Consistent with past studies conducted in this site (Midgley et al. 2015; Midgley and Phillips 2016), we found that the effect of stand mycorrhizal type on soil properties was stronger and more consistent than the effect of N addition on soil properties (Table S1). Specifically, ECM stands were characterized by significantly lower NO3- concentrations (F1, 12 = 169.61, P < 0.0001; Table S1) and pH (F1, 13.77 = 31.18, P < 0.0001; Table S1) but significantly higher microbial biomass C (F1, 186.06 = 73.18, P < 0.0001), microbial biomass N (F1, 186.16 = 29.77, P < 0.0001), microbial biomass C:N ratios (F1, 183.29 = 7.44, P = 0.007) and C mineralization (F1, 12.03 = 48.96, P < 0.0001) rates compared to AM stands (Table S1). In contrast to most soil properties measured, NH4+ concentrations were similar between stand types (Table S1). We found that N addition increased soil NH4+ and NO3- concentrations (F1,93 = 17.45, P < 0.0001; F1,93 = 44.09, P < 0.0001), and decreased soil pH (F1,94.90 = 7.05, P = 0.009) with average pH values of 4.57 and 4.71 for N addition and control plots, respectively (Table S1). Although nitrogen addition had no effect on microbial biomass C or microbial biomass N, microbial biomass C:N ratios were significantly greater in control compared to N addition plots in ECM-dominated stands (P = 0.0031), but not AM-dominated stands.

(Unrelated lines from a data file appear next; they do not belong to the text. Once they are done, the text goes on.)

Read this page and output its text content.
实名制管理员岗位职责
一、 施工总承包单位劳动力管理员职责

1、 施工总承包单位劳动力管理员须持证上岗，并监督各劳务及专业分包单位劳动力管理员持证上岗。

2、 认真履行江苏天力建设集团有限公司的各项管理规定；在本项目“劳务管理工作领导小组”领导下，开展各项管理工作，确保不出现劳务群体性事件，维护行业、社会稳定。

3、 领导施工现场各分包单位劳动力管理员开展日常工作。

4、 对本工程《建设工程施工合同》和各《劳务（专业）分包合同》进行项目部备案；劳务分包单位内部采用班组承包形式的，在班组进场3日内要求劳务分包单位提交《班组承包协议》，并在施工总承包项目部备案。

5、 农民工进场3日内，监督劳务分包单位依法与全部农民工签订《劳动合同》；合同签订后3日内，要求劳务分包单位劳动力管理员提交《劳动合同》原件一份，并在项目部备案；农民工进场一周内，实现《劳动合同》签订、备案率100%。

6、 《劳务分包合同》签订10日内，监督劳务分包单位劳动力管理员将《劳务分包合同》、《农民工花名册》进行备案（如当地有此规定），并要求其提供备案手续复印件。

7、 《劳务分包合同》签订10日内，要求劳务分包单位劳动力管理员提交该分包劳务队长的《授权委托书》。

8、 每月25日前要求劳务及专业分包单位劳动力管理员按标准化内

The effect of N addition on C mineralization rates was marginally significant with control plots trending towards greater C mineralization rates relative to N addition plots (F1, 204.08 = 3.07, P = 0.08; Table S1).
We found that gross N mineralization and specific gross N mineralization differed significantly between ECM and AM forest stands, but the effect of stand mycorrhizal type was opposite for the two metrics of mineralization (Fig. 1a,b). Gross N mineralization was greater in ECM stands compared to AM stands (F1,102.03 =8.95, P = 0.003; Fig. 1a) whereas specific gross N mineralization was greater in AM stands compared to ECM stands (F1,99.06=14.44, P = 0.0003; Fig. 1b). Opposite to patterns in gross N mineralization, net N mineralization rates were significantly greater in AM stands compared to ECM stands (F1, 12 = 49.41, P < 0.0001; Fig. 2a). In contrast, gross NH4+ assimilation aligned with patterns of gross N mineralization, with greater rates in ECM relative to AM stands (F1,65.23 = 21.29, P < 0.0001; Fig. 2b). Net N mineralization (F1,93 = 16.60, P < 0.0001) and NH4+ assimilation (F1,65.09 = 8.35, P = 0.005) increased with N addition, but there was no effect of N addition on gross N mineralization or specific gross N mineralization (Fig. 1ab, 2ab).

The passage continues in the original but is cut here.